Although the TV’s reach is still considerable, the data show an important trend: the regression of television as the most important means to obtain information and the growth of the habit of looking for information online. In 2014, when the production of Pesquisa Brasileira de Mídia began, the percentage of users that had TV as their most important media was 76%, while Internet had only 13%.

The tendency for a percentage raise of users that have the Internet as main information source should be assessed taking into account some of the access indicators to avoid a hasty conclusion about the Brazilian media habits transformations.

1) Although the Internet has been growing as a means for information access, only 54% of Brazilian homes have access to the Internet (Pesquisa TIC Domicílios 2016 – Cetic.Br). Of this percentage, only 64% are connected through broadband services. This data reveals a high percentage of users without connection and another group that uses the Internet through mobile connection packages on cell phones and smart phones, what might have an impact on the quality of the access and, consequently, on the environments, platforms and content accessed.

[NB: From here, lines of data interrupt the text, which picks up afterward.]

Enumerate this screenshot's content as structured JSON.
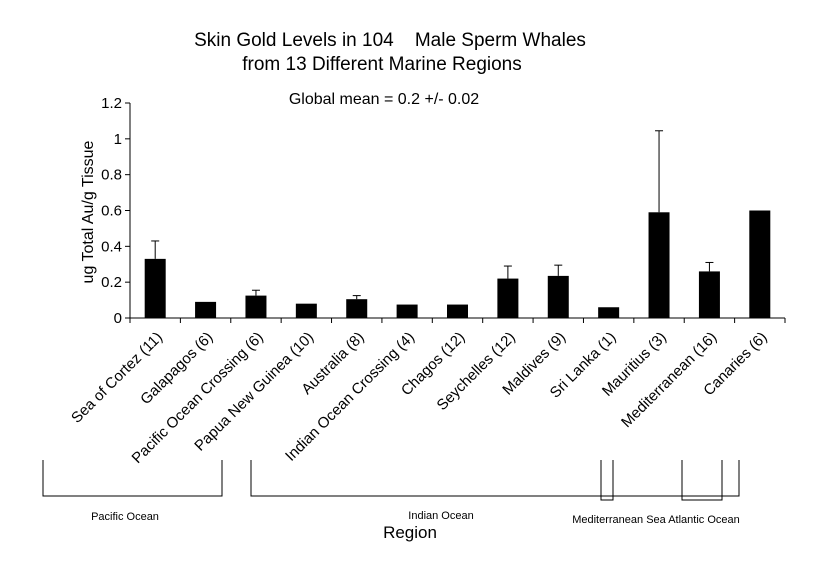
{
  "chart_data": {
    "type": "bar",
    "title_line1": "Skin Gold Levels in 104    Male Sperm Whales",
    "title_line2": "from 13 Different Marine Regions",
    "subtitle": "Global mean = 0.2 +/- 0.02",
    "ylabel": "ug Total Au/g Tissue",
    "xlabel": "Region",
    "ylim": [
      0,
      1.2
    ],
    "yticks": [
      "0",
      "0.2",
      "0.4",
      "0.6",
      "0.8",
      "1",
      "1.2"
    ],
    "categories": [
      "Sea of Cortez (11)",
      "Galapagos (6)",
      "Pacific Ocean Crossing (6)",
      "Papua New Guinea (10)",
      "Australia (8)",
      "Indian Ocean Crossing (4)",
      "Chagos (12)",
      "Seychelles (12)",
      "Maldives (9)",
      "Sri Lanka (1)",
      "Mauritius (3)",
      "Mediterranean (16)",
      "Canaries (6)"
    ],
    "values": [
      0.33,
      0.09,
      0.125,
      0.08,
      0.105,
      0.075,
      0.075,
      0.22,
      0.235,
      0.06,
      0.59,
      0.26,
      0.6
    ],
    "errors": [
      0.1,
      0,
      0.03,
      0,
      0.02,
      0,
      0,
      0.07,
      0.06,
      0,
      0.455,
      0.05,
      0
    ],
    "bar_color": "#000000",
    "grid": false,
    "groups": [
      {
        "label": "Pacific Ocean",
        "from": 0,
        "to": 2
      },
      {
        "label": "Indian Ocean",
        "from": 3,
        "to": 9
      },
      {
        "label": "Mediterranean Sea",
        "from": 11,
        "to": 11
      },
      {
        "label": "Atlantic Ocean",
        "from": 12,
        "to": 12
      }
    ]
  }
}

2) The country’s Southeast, where most of the economic power is concentrated, is still the region with the most homes connected through broadband and there is a large discrepancy of broadband access between urban areas (59%) and rural areas (26%). Similar inequalities might be observed in the access of different social classes. 98% of the A class (high income) has broadband in their homes against only 23% in the D and E classes (lowest income).

These and other indicators help us not to minimize the substantial impact television still has on the reproduction of culture and the formation of public opinion in Brazil, as it daily reaches 97.1% of Brazilian homes, according to Pesquisa Nacional de Amostragem de Domicílio in 2015 (IBGE). Radio, even though it is only mentioned by 7% of the interviewees as the most important means to information, reaches 69.2% of the homes.